PaddleX Instance Segmentation Task Module Data Annotation Tutorial¶

This document will introduce how to use the Labelme annotation tool to complete data annotation for a single model related to instance segmentation. Click on the link above to install the data annotation tool and view detailed usage instructions by referring to the homepage documentation.

1. Annotation Data Example¶

This dataset is a fruit instance segmentation dataset, covering five different types of fruits, including photos taken from different angles of the targets. Image examples:

2. Labelme Annotation¶

2.1 Introduction to Labelme Annotation Tool¶

Labelme is a Python-based image annotation software with a graphical user interface. It can be used for tasks such as image classification, object detection, and image segmentation. For instance segmentation annotation tasks, labels are stored as JSON files.

2.2 Labelme Installation¶

To avoid environment conflicts, it is recommended to install in a conda environment.

conda create -n labelme python=3.10
conda activate labelme
pip install pyqt5
pip install labelme

2.3 Labelme Annotation Process¶

2.3.1 Prepare Data for Annotation¶

Create a root directory for the dataset, such as fruit.
Create an images directory (must be named images) within fruit and store the images to be annotated in the images directory, as shown below:

Create a category label file label.txt in the fruit folder for the dataset to be annotated, and write the categories of the dataset to be annotated into label.txt by line. Taking the fruit instance segmentation dataset's label.txt as an example, as shown below:

2.3.2 Start Labelme¶

Navigate to the root directory of the dataset to be annotated in the terminal and start the labelme annotation tool.

cd path/to/fruit
labelme images --labels label.txt --nodata --autosave --output annotations

* labels is the path to the category labels. * nodata stops storing image data in the JSON file. * autosave enables automatic saving. * output specifies the path for storing label files.

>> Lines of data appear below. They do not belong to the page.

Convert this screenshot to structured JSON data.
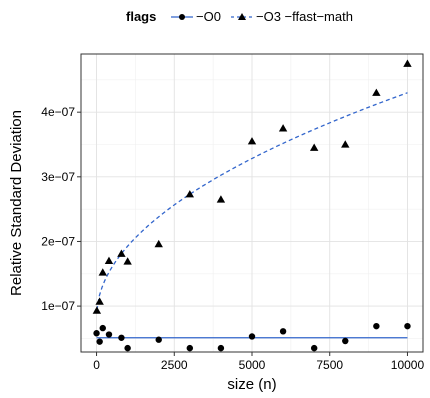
{
  "chart_data": {
    "type": "scatter",
    "xlabel": "size (n)",
    "ylabel": "Relative Standard Deviation",
    "xlim": [
      -500,
      10500
    ],
    "ylim": [
      2.9e-08,
      4.9e-07
    ],
    "x_ticks": [
      0,
      2500,
      5000,
      7500,
      10000
    ],
    "x_tick_labels": [
      "0",
      "2500",
      "5000",
      "7500",
      "10000"
    ],
    "y_ticks": [
      1e-07,
      2e-07,
      3e-07,
      4e-07
    ],
    "y_tick_labels": [
      "1e−07",
      "2e−07",
      "3e−07",
      "4e−07"
    ],
    "grid": true,
    "legend": {
      "title": "flags",
      "position": "top",
      "entries": [
        "−O0",
        "−O3 −ffast−math"
      ]
    },
    "series": [
      {
        "name": "−O0",
        "marker": "circle",
        "line_style": "solid",
        "color": "#3366cc",
        "points": [
          {
            "x": 0,
            "y": 5.8e-08
          },
          {
            "x": 100,
            "y": 4.5e-08
          },
          {
            "x": 200,
            "y": 6.6e-08
          },
          {
            "x": 400,
            "y": 5.6e-08
          },
          {
            "x": 800,
            "y": 5.1e-08
          },
          {
            "x": 1000,
            "y": 3.5e-08
          },
          {
            "x": 2000,
            "y": 4.8e-08
          },
          {
            "x": 3000,
            "y": 3.5e-08
          },
          {
            "x": 4000,
            "y": 3.5e-08
          },
          {
            "x": 5000,
            "y": 5.3e-08
          },
          {
            "x": 6000,
            "y": 6.1e-08
          },
          {
            "x": 7000,
            "y": 3.5e-08
          },
          {
            "x": 8000,
            "y": 4.6e-08
          },
          {
            "x": 9000,
            "y": 6.9e-08
          },
          {
            "x": 10000,
            "y": 6.9e-08
          }
        ],
        "fit": {
          "type": "constant",
          "y": 5.1e-08
        }
      },
      {
        "name": "−O3 −ffast−math",
        "marker": "triangle",
        "line_style": "dashed",
        "color": "#3366cc",
        "points": [
          {
            "x": 10,
            "y": 9.3e-08
          },
          {
            "x": 100,
            "y": 1.07e-07
          },
          {
            "x": 200,
            "y": 1.52e-07
          },
          {
            "x": 400,
            "y": 1.7e-07
          },
          {
            "x": 800,
            "y": 1.81e-07
          },
          {
            "x": 1000,
            "y": 1.69e-07
          },
          {
            "x": 2000,
            "y": 1.96e-07
          },
          {
            "x": 3000,
            "y": 2.73e-07
          },
          {
            "x": 4000,
            "y": 2.65e-07
          },
          {
            "x": 5000,
            "y": 3.55e-07
          },
          {
            "x": 6000,
            "y": 3.75e-07
          },
          {
            "x": 7000,
            "y": 3.45e-07
          },
          {
            "x": 8000,
            "y": 3.5e-07
          },
          {
            "x": 9000,
            "y": 4.3e-07
          },
          {
            "x": 10000,
            "y": 4.75e-07
          }
        ],
        "fit": {
          "type": "sqrt",
          "x_start": 10,
          "x_end": 10000,
          "a": 8.3e-08,
          "b": 3.47e-09
        }
      }
    ]
  }
}
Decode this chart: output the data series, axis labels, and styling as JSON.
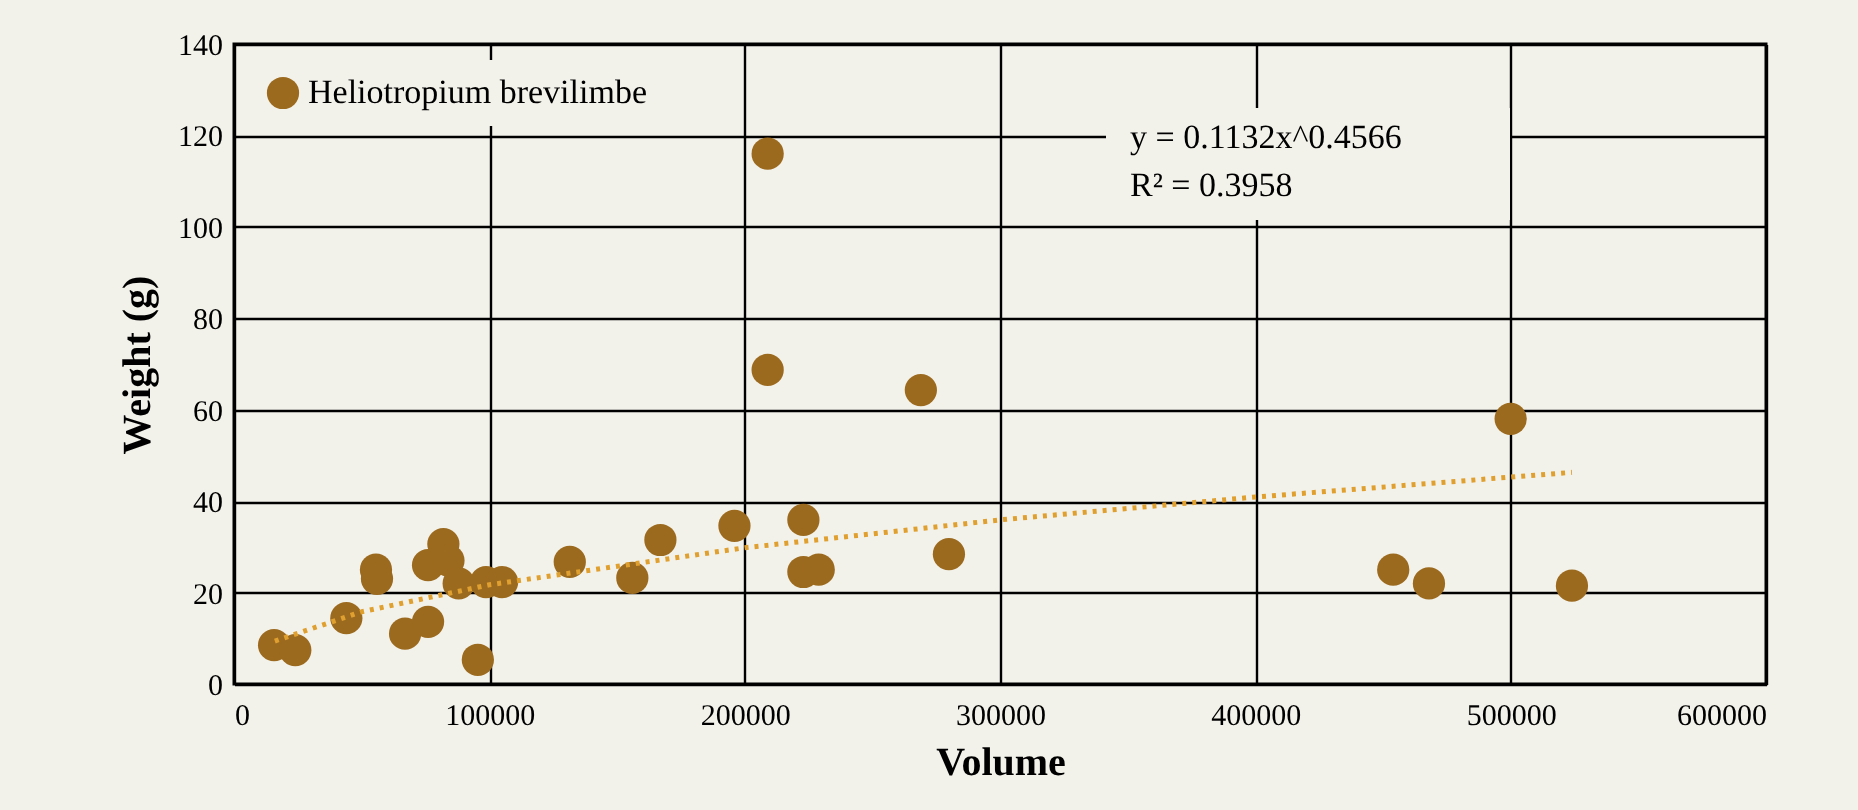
{
  "chart_data": {
    "type": "scatter",
    "xlabel": "Volume",
    "ylabel": "Weight (g)",
    "xlim": [
      0,
      600000
    ],
    "xticks": [
      0,
      100000,
      200000,
      300000,
      400000,
      500000,
      600000
    ],
    "ylim": [
      0,
      140
    ],
    "yticks": [
      0,
      20,
      40,
      60,
      80,
      100,
      120,
      140
    ],
    "grid": true,
    "legend": "top left",
    "marker": "circle",
    "annotations": [
      "y = 0.1132x^0.4566",
      "R² = 0.3958"
    ],
    "series": [
      {
        "name": "Heliotropium brevilimbe",
        "color": "#9c6a1e",
        "x": [
          15700,
          24000,
          44000,
          55600,
          56000,
          67000,
          76000,
          76000,
          82000,
          84000,
          88000,
          95500,
          98700,
          105000,
          131500,
          156000,
          167000,
          196000,
          209000,
          209000,
          223000,
          223000,
          229000,
          269000,
          280000,
          454000,
          468000,
          500000,
          524000
        ],
        "values": [
          8.5,
          7.4,
          14.4,
          25,
          23,
          11,
          13.6,
          26,
          30.6,
          27,
          22,
          5.3,
          22.3,
          22.3,
          26.7,
          23.2,
          31.5,
          34.6,
          116,
          68.7,
          35.9,
          24.5,
          25,
          64.3,
          28.4,
          25,
          22,
          58,
          21.5
        ]
      },
      {
        "color": "#e0a030",
        "type": "line",
        "marker": "none",
        "line_style": "dotted",
        "x": [
          16000,
          50000,
          100000,
          200000,
          300000,
          400000,
          524000
        ],
        "values": [
          9.4,
          15.8,
          21.7,
          29.8,
          35.9,
          40.9,
          46.3
        ]
      }
    ]
  }
}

2.3.3 Begin Image Annotation¶

After starting labelme, it will look like this:

* Click Edit to select the annotation type, choose Create Polygons. * Create polygons on the image to outline the boundaries of the segmentation areas.

* Click again to select the category of the segmentation area.

After annotation, click Save. (If output is not specified when starting labelme, it will prompt to select a save path upon the first save. If autosave is specified, there is no need to click the Save button).

Then click Next Image to annotate the next image.

* The final annotated label file will look like this.

Adjusting Directory Structure to Obtain a Standard labelme Format Dataset for Fruit Instance Segmentation
Prepare the train_anno_list.txt and val_anno_list.txt text files in the root directory of your dataset. Populate these files with the paths of all json files in the annotations directory, distributing them into train_anno_list.txt and val_anno_list.txt at a specified ratio. Alternatively, you can include all paths in train_anno_list.txt and create an empty val_anno_list.txt file, intending to use a zero-code data splitting feature for re-partitioning upon upload. The specific format for filling train_anno_list.txt and val_anno_list.txt is illustrated as follows:

The final directory structure after organization should resemble the following:

Compress the fruit directory into a .tar or .zip format archive to obtain the standard labelme format dataset for fruit instance segmentation.

3. Data Format¶

PaddleX defines a dataset named COCOInstSegDataset for instance segmentation tasks, with the following organizational structure and annotation format:

dataset_dir                  # Root directory of the dataset, the directory name can be changed
├── annotations              # Directory for saving annotation files, the directory name cannot be changed
│   ├── instance_train.json  # Training set annotation file, the file name cannot be changed, using COCO annotation format
│   └── instance_val.json    # Validation set annotation file, the file name cannot be changed, using COCO annotation format
└── images                   # Directory for saving images, the directory name cannot be changed

Annotation files adopt the COCO format. Please refer to the above specifications for data preparation. Additionally, refer to: Example Dataset.

When using PaddleX 2.x version for instance segmentation datasets, please refer to the corresponding format conversion section in Instance Segmentation Module Development Tutorial to convert VOC format datasets to COCO datasets. (Note in module development documentation)

Note:

Instance segmentation data requires the use of the COCO data format to annotate the pixel boundaries and categories of each target area in each image in the dataset. The polygon boundaries (segmentation) of objects are represented as [x1,y1,x2,y2,...,xn,yn], where (xn,yn) denotes the coordinates of each corner point of the polygon. Annotation information is stored in json files under the annotations directory, with separate files for the training set (instance_train.json) and validation set (instance_val.json).
If you have a batch of unlabeled data, we recommend using LabelMe for data annotation. PaddleX Pipelines support data format conversion for datasets annotated with LabelMe.
To ensure successful format conversion, please strictly follow the file naming and organization of the example dataset: LabelMe Example Dataset.